Shortly after Matthew died, Mendes decided to finish his work, which right now means going back to the homeland she hasn’t seen in more than 40 years. Matthew had visited Cape Verde once at 14, the same age Mendes had been when she left. As Matthew got older, he felt guilty he hadn’t given away his clothes and shoes to less fortunate people there, even though he had been asked for them many times during his visit. He wanted to return this fall to donate some of his clothes and Bobby’s.

So, on a late summer afternoon, Mendes has gathered about a dozen friends and family members to help her pack five waist-high drums. Her nephews take turns climbing into the cylinders to pack the T-shirts and shorts. Mendes is wearing a short-sleeved top and flowing skirt on her small frame. She’s particularly proud of her shoes, purple clogs that match so many of the ribbons and flowers on her front porch – purple, she says, because it’s the color of peace. She’s also wearing gold hoop earrings, one of which bears a charm in the shape of a clenched fist.

Jose Rosa, one of her nephews, has a tattoo on his right biceps that reads: “In memory of Bizz and Lizz,” referring to his cousins Bobby Mendes and Larry Andrade. Larry was the cousin Bobby was with the night he died; he was shot to death in 1996 at 23. “She’s doing a great job,” Rosa says about his aunt. “She’s doing a lot for other mothers, too.”

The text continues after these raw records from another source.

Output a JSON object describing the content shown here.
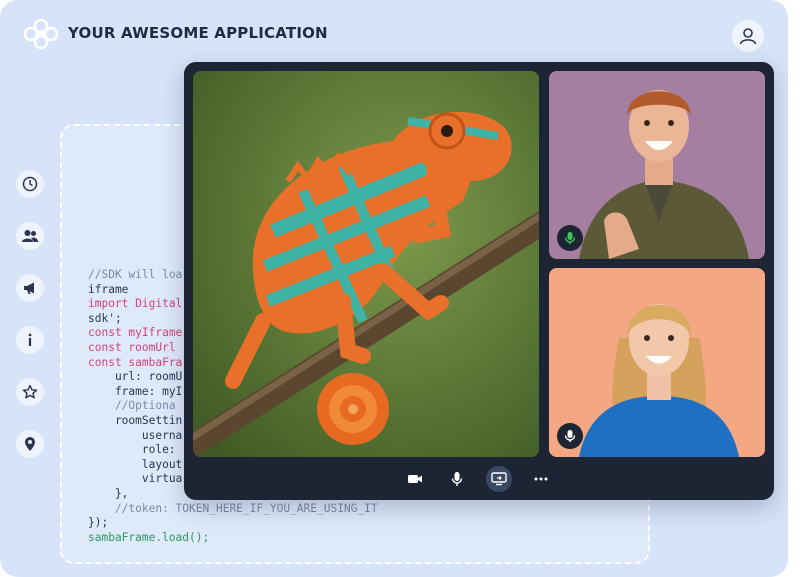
{
  "header": {
    "app_title": "YOUR AWESOME APPLICATION",
    "logo_icon": "flower-logo-icon",
    "user_icon": "user-icon"
  },
  "sidebar": {
    "items": [
      {
        "icon": "clock-icon"
      },
      {
        "icon": "users-icon"
      },
      {
        "icon": "megaphone-icon"
      },
      {
        "icon": "info-icon"
      },
      {
        "icon": "star-icon"
      },
      {
        "icon": "map-pin-icon"
      }
    ]
  },
  "code": {
    "lines": [
      "//SDK will loa",
      "iframe",
      "import Digital",
      "sdk';",
      "const myIframe",
      "const roomUrl",
      "const sambaFra",
      "    url: roomU",
      "    frame: myI",
      "    //Optiona",
      "    roomSettin",
      "        userna",
      "        role:",
      "        layout",
      "        virtua",
      "    },",
      "    //token: TOKEN_HERE_IF_YOU_ARE_USING_IT",
      "});",
      "sambaFrame.load();"
    ]
  },
  "video": {
    "tiles": [
      {
        "subject": "chameleon"
      },
      {
        "subject": "smiling man",
        "mic": "active",
        "bg": "#a57fa0"
      },
      {
        "subject": "smiling woman",
        "mic": "idle",
        "bg": "#f4a783"
      }
    ],
    "controls": [
      {
        "icon": "camera-icon"
      },
      {
        "icon": "microphone-icon"
      },
      {
        "icon": "screen-share-icon",
        "active": true
      },
      {
        "icon": "more-icon"
      }
    ]
  },
  "colors": {
    "background": "#d6e3f8",
    "window": "#1d2433",
    "mic_active": "#3ec85a"
  }
}
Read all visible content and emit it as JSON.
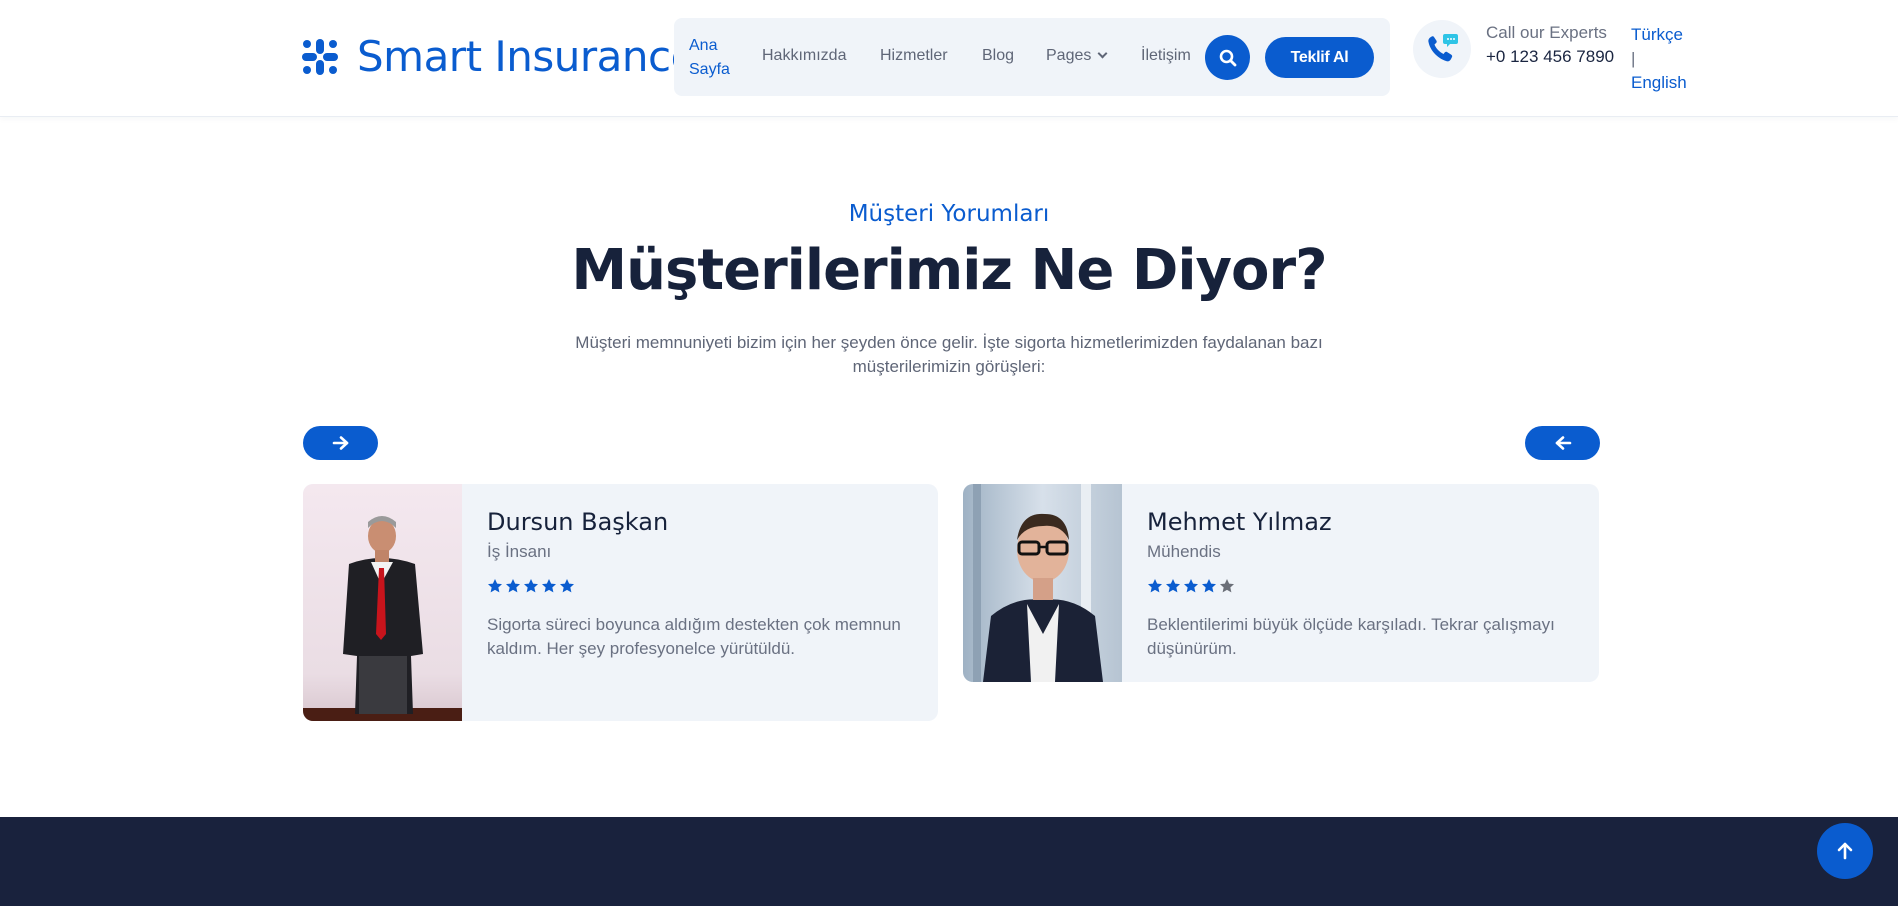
{
  "header": {
    "brand": "Smart Insurance",
    "nav": {
      "home_line1": "Ana",
      "home_line2": "Sayfa",
      "about": "Hakkımızda",
      "services": "Hizmetler",
      "blog": "Blog",
      "pages": "Pages",
      "contact": "İletişim"
    },
    "quote_button": "Teklif Al",
    "call_label": "Call our Experts",
    "call_number": "+0 123 456 7890",
    "lang_tr": "Türkçe",
    "lang_sep": "|",
    "lang_en": "English",
    "icons": [
      "slack-like-logo-icon",
      "search-icon",
      "chevron-down-icon",
      "phone-chat-icon"
    ]
  },
  "section": {
    "subtitle": "Müşteri Yorumları",
    "title": "Müşterilerimiz Ne Diyor?",
    "description": "Müşteri memnuniyeti bizim için her şeyden önce gelir. İşte sigorta hizmetlerimizden faydalanan bazı müşterilerimizin görüşleri:"
  },
  "testimonials": [
    {
      "name": "Dursun Başkan",
      "role": "İş İnsanı",
      "rating": 5,
      "rating_max": 5,
      "text": "Sigorta süreci boyunca aldığım destekten çok memnun kaldım. Her şey profesyonelce yürütüldü."
    },
    {
      "name": "Mehmet Yılmaz",
      "role": "Mühendis",
      "rating": 4,
      "rating_max": 5,
      "text": "Beklentilerimi büyük ölçüde karşıladı. Tekrar çalışmayı düşünürüm."
    }
  ],
  "colors": {
    "accent": "#0a5ccf",
    "heading": "#17223b",
    "card_bg": "#f0f4f9",
    "footer": "#19223d",
    "star_filled": "#0a5ccf",
    "star_empty": "#6b6f78"
  }
}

Mendes says she hopes to make it to Cape Verde this fall, depending on how fund-raising goes to send her and to ship the clothes. And she vows she will continue the work she started, the same work Matthew encouraged her to do. “I’ll never stop talking – my son told me to keep talking,” she says. “I feel what I have is big.” Later, she adds: “I’ll do anything. It has to stop.”

She holds out a photo of one of her granddaughters, who’s 6, dressed for Christmas in red plaid and black-patent shoes, smiling her grandmother’s same broad smile. The little girl, she says, is terrified of losing her father, Steve, Isaura Mendes’s only remaining son.